CORPUS CHRISTI, Texas — Thunderstorms moved through south Texas Monday night and gave Corpus Christi a nice light show as lightning lit up the evening sky.
Basically, lightning is a giant spark of electricity in the atmosphere between clouds, the air, or the ground as opposite electrical charges build.
Thunderstorms are very turbulent environments with updrafts and downdrafts which carry water droplets and ice crystals through the cloud. This causes a separation of charges in the cloud with a negative charge at the bottom of the cloud and positive at the top.
As positive and negative charges begin to separate within the cloud, an electric field is generated between its top and base. Further separation of these charges into pools of positive and negative regions results in a strengthening of the electric field.

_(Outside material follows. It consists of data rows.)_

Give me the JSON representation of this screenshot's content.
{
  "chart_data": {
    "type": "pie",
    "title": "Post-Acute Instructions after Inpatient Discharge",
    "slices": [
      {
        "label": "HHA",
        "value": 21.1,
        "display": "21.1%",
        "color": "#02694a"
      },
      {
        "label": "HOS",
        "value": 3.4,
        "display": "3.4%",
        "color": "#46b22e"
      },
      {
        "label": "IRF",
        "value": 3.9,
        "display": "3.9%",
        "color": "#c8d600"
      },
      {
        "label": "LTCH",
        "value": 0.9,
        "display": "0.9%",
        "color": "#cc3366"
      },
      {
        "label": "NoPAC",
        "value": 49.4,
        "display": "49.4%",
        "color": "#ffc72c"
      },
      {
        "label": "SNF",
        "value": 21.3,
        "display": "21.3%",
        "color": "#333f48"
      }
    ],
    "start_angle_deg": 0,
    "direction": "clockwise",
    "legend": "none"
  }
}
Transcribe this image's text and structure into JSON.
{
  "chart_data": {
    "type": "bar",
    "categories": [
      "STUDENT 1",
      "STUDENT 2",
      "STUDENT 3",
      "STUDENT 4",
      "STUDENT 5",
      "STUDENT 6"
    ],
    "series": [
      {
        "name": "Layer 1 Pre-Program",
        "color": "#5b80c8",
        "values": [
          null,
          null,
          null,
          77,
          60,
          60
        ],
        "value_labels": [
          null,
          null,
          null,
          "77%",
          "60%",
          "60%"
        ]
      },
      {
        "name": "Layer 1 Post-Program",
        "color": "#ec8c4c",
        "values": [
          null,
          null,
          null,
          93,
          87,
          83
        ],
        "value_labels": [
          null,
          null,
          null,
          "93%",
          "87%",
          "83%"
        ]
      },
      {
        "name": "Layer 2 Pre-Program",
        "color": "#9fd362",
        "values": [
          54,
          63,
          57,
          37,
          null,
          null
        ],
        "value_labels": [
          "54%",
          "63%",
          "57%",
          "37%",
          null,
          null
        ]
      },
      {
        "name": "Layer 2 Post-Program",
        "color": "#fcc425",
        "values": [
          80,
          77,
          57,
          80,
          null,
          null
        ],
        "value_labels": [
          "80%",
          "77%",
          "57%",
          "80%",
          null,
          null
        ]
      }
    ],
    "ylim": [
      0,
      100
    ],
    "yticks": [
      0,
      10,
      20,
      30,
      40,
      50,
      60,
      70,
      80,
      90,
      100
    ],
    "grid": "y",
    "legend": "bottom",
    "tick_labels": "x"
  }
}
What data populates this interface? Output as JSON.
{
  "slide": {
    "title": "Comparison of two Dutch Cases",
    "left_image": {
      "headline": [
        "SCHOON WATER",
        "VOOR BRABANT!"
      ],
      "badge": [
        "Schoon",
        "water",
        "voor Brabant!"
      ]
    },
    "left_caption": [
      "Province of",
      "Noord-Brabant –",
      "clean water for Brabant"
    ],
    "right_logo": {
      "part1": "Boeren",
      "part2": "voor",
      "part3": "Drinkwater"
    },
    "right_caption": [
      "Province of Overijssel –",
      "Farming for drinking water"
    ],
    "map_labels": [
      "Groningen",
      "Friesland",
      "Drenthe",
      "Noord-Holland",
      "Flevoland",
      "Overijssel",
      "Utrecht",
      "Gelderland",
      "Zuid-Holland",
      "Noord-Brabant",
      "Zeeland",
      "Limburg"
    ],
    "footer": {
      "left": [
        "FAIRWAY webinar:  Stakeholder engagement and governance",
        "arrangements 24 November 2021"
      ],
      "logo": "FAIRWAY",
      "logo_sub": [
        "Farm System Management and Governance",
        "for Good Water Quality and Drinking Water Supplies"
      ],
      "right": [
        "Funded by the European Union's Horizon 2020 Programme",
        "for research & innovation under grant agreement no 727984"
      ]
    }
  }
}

In the early stages of development, air acts as an insulator between the positive and negative charges in the cloud and between the cloud and the ground. When the opposite charges build up enough, this insulating capacity of the air breaks down and there is a rapid discharge of electricity that we know as lightning. The flash of lightning temporarily equalizes the charged regions in the atmosphere until the opposite charges build up again.
The electric field within the storm is not the only one that develops. Below the negatively charged storm base, positive charge begins to pool within the surface of the earth.
This positive charge will shadow the storm wherever it goes, and is responsible for cloud-to-ground lightning. However, the electric field within the storm is much stronger than the one between the storm base and the earth's surface, so most lightning occurs within the storm cloud itself.